🧠 AI⚪ NeutralImportance 6/10

How Do Language Models Compose Functions?

arXiv – CS AI|Apoorv Khandelwal, Ellie Pavlick|May 11, 2026 at 04:00 AM

🤖AI Summary

Researchers investigate how large language models solve compositional tasks, revealing that LLMs employ two distinct mechanisms—compositional and direct—rather than consistently breaking problems into intermediate steps. The study demonstrates that embedding space geometry determines which mechanism dominates, with direct solving more prevalent when tasks align with translation patterns in embedding spaces.

Analysis

This research addresses a fundamental question about LLM reasoning: whether models that appear compositionally capable actually use compositional mechanisms internally. The study focuses on two-hop factual recall tasks expressed as g(f(x)), where an LLM must compute an intermediate function f(x) to then apply g. The persistence of the 'compositionality gap'—where models can solve individual functions but struggle with their composition—suggests reasoning shortcuts rather than genuine step-by-step logic.

The finding that LLMs employ dual mechanisms has significant implications for understanding model behavior. When embedding spaces naturally represent tasks as direct translations from input to output, models exploit this geometry rather than decomposing problems. This suggests that apparent compositional reasoning may reflect data statistics and geometric properties rather than learned compositional principles. The research indicates that LLM capabilities depend heavily on how information structures align with underlying embedding spaces.

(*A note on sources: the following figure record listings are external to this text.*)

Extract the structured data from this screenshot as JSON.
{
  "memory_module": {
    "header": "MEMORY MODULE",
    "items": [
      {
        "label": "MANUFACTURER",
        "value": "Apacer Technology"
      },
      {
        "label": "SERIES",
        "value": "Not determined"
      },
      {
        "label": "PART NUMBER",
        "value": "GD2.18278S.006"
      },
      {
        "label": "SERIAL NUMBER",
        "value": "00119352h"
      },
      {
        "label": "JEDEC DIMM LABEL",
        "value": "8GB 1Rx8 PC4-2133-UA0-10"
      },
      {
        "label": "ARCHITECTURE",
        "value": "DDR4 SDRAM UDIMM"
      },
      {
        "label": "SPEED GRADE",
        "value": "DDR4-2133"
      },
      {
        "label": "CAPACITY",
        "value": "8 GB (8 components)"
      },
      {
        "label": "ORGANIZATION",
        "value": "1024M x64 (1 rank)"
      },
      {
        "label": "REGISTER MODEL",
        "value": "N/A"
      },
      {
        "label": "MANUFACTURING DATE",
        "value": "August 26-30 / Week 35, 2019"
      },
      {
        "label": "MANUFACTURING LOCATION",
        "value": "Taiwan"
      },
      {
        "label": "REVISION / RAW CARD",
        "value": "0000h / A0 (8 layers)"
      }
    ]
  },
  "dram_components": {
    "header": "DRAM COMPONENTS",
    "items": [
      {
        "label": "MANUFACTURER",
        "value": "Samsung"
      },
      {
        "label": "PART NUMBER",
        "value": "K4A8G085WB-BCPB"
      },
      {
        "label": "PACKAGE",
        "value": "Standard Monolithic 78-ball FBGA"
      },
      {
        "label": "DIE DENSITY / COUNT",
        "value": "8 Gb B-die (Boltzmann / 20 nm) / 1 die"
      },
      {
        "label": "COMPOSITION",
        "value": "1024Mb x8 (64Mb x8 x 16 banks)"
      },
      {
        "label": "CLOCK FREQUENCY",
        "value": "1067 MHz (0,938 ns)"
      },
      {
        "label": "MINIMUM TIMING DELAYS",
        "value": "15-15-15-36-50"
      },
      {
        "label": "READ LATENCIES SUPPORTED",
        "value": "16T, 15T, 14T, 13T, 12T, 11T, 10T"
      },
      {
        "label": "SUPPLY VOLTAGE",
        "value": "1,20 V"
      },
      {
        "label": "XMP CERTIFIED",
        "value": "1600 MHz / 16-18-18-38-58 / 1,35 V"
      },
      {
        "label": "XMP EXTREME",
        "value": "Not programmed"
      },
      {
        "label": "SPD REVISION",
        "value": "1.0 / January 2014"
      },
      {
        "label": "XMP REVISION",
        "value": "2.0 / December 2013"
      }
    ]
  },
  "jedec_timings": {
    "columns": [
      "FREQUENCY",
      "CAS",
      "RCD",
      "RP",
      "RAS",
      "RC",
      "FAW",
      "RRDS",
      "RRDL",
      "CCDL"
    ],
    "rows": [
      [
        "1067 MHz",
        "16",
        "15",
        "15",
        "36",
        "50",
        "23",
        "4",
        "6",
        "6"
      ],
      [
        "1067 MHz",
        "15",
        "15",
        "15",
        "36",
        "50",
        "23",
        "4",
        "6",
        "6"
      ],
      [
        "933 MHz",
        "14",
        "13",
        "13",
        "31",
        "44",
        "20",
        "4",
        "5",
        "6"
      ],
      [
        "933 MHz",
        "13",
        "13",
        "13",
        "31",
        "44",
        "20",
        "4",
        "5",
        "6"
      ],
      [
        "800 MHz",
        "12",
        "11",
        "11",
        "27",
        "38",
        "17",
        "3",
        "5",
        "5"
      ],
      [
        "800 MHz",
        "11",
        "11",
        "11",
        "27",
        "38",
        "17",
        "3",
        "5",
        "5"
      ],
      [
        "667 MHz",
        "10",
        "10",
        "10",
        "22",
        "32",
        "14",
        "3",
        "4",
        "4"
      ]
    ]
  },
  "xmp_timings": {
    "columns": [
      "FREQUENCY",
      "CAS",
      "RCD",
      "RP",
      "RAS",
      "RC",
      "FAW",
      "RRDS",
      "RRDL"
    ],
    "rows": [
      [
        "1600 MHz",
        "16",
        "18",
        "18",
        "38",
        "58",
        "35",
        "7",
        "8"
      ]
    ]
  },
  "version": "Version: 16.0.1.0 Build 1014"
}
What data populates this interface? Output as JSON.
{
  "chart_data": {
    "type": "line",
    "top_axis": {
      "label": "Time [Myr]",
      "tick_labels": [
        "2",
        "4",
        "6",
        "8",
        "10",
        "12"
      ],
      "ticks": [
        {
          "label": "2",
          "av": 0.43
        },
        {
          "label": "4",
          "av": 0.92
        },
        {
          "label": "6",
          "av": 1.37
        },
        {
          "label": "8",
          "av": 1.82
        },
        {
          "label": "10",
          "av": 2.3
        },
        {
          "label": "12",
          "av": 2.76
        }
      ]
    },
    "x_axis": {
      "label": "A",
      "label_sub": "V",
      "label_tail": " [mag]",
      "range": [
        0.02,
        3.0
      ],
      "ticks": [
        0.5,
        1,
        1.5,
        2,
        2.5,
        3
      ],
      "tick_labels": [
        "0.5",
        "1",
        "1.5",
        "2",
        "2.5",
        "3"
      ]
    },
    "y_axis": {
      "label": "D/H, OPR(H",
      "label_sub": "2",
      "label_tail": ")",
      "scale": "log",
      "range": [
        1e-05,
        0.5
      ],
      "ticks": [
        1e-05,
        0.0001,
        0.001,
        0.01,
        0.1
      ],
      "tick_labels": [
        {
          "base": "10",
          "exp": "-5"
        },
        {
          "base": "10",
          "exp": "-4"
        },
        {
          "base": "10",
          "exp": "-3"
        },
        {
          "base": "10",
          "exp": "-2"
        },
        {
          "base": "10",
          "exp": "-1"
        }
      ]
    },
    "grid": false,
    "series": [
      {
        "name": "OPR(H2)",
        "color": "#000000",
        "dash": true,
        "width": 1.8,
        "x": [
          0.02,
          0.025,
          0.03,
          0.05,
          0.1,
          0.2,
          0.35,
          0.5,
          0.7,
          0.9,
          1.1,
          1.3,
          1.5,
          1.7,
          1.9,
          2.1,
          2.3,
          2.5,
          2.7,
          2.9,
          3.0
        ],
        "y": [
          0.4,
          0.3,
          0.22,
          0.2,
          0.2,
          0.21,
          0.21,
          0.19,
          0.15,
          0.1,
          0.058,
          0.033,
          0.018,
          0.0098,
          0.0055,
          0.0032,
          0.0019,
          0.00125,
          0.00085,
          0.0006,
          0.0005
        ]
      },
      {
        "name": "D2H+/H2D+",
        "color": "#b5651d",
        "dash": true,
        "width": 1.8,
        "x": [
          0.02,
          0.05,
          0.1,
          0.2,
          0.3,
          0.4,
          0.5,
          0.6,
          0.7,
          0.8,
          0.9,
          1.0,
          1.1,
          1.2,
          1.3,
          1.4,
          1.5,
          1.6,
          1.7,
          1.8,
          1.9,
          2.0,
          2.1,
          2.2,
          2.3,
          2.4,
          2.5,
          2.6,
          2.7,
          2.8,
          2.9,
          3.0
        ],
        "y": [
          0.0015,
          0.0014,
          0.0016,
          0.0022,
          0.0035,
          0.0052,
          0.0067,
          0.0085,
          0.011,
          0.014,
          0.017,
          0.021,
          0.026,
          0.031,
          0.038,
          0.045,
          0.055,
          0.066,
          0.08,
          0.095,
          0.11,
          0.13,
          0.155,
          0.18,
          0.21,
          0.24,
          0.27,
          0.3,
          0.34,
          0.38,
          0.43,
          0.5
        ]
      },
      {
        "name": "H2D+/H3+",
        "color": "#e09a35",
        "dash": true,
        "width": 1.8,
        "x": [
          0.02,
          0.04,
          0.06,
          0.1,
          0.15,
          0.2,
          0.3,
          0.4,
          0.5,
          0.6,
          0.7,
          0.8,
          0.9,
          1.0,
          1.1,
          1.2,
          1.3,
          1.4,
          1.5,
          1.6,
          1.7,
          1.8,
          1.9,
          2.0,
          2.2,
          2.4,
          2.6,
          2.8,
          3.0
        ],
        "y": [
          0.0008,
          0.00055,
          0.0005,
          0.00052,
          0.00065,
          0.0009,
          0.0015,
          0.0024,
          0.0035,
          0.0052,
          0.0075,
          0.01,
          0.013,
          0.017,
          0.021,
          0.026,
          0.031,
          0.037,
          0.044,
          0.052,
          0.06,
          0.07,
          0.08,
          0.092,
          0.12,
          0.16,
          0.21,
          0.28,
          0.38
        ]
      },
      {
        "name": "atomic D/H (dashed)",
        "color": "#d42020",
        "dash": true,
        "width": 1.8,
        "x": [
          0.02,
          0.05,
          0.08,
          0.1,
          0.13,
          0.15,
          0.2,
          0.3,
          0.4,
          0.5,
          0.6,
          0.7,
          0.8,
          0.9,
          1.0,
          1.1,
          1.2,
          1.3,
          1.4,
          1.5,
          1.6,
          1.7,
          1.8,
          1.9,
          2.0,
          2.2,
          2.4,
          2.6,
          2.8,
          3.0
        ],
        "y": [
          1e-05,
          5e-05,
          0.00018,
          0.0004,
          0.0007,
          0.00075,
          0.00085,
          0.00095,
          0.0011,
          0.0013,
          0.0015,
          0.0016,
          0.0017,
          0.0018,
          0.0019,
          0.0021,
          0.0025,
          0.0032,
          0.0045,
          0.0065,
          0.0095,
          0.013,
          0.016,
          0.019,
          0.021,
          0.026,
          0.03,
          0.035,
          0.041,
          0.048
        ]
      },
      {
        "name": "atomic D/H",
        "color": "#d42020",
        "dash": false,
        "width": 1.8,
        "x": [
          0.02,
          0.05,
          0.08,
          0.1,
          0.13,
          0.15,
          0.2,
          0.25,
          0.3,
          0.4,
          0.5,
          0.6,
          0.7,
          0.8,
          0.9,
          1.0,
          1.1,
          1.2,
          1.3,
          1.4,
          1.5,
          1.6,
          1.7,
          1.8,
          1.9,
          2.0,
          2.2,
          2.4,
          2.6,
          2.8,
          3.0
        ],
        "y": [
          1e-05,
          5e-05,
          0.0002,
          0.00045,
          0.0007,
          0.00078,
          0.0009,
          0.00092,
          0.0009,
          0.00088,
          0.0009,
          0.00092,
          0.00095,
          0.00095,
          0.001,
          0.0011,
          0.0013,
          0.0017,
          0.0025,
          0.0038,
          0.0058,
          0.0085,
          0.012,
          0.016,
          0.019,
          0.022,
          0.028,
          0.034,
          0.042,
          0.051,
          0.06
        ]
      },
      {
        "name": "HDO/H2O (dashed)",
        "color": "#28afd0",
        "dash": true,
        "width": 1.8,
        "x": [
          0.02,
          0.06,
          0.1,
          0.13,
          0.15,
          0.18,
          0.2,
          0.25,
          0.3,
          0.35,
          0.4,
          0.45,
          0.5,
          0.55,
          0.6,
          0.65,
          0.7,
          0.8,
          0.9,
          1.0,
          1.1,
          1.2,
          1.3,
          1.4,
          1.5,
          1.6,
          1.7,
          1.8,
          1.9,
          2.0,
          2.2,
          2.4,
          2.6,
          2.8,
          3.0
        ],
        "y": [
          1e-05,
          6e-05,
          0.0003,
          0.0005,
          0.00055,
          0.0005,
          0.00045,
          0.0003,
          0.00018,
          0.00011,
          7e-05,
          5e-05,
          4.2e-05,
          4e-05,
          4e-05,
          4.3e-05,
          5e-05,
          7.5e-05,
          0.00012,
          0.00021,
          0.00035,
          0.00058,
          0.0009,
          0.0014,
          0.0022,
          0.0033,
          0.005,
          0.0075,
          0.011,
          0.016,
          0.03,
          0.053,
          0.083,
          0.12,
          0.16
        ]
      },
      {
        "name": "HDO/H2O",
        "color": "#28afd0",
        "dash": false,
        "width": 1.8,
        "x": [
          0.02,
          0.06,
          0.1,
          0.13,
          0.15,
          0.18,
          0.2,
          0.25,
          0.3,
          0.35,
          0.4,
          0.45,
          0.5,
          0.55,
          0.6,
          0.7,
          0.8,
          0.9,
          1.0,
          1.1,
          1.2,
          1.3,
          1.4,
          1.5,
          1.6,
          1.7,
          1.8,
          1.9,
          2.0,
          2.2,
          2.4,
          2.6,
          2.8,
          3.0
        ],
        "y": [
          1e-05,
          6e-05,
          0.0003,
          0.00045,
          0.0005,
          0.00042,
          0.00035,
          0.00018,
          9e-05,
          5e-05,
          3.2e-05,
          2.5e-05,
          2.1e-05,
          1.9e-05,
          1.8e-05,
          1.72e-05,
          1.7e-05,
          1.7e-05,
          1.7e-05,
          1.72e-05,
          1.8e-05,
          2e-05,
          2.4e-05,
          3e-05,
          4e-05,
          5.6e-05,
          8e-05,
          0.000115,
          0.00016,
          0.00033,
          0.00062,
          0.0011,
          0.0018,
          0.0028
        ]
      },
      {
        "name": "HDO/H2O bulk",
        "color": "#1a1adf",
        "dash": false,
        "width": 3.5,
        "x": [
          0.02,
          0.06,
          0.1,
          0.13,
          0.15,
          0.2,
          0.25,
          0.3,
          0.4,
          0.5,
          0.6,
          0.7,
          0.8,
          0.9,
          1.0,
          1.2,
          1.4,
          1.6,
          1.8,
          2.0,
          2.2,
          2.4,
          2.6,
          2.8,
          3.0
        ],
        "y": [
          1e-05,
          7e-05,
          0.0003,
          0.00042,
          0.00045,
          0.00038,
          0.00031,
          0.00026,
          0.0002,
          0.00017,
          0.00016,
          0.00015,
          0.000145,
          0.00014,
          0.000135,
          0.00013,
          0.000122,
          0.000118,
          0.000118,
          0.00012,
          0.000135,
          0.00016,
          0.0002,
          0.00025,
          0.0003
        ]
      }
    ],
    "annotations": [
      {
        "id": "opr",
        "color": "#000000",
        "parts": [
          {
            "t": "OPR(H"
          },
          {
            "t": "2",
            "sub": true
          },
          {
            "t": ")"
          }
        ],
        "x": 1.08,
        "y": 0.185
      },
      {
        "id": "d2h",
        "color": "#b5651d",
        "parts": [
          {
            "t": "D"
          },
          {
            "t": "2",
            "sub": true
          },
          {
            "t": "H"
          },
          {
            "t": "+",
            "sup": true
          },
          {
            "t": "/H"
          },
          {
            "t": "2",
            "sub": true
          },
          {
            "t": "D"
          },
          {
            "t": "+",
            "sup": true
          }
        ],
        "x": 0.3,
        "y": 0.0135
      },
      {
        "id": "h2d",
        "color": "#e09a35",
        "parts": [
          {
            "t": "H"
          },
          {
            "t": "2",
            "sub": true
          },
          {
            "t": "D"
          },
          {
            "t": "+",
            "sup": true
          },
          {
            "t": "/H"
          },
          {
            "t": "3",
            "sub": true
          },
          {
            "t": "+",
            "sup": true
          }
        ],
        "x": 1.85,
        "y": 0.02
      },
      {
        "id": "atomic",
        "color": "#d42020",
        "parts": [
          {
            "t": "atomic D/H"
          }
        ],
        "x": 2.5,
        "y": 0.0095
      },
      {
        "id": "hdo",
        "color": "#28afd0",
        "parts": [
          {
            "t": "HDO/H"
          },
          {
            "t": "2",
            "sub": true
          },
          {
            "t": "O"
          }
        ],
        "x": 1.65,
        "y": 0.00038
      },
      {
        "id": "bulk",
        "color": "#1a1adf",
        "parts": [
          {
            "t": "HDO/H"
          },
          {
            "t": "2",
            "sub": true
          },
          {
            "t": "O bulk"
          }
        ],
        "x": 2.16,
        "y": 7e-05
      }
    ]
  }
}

For AI developers and researchers, these insights challenge assumptions about model reasoning transparency. If models switch between compositional and direct solving based on geometric properties, mechanistic interpretability efforts must account for this flexibility. This affects how we design training procedures, interpret model outputs, and predict failure modes. Understanding when models employ which mechanism becomes crucial for building more reliable systems. The work also hints at potential training interventions—encouraging compositional representations through geometric constraints might improve systematic generalization, though this remains speculative.

Key Takeaways

→Large language models exhibit a compositionality gap where solving individual functions doesn't guarantee solving their composition.
→LLMs employ two distinct solving mechanisms: compositional (computing intermediate steps) and direct (computing final output without detectable intermediate stages).
→Embedding space geometry determines which mechanism models employ, with translation-based representations favoring direct solving.
→Apparent compositional reasoning may reflect data statistics and geometric properties rather than genuine step-by-step logic.
→Findings suggest mechanistic interpretability research must account for mechanism switching based on task geometry.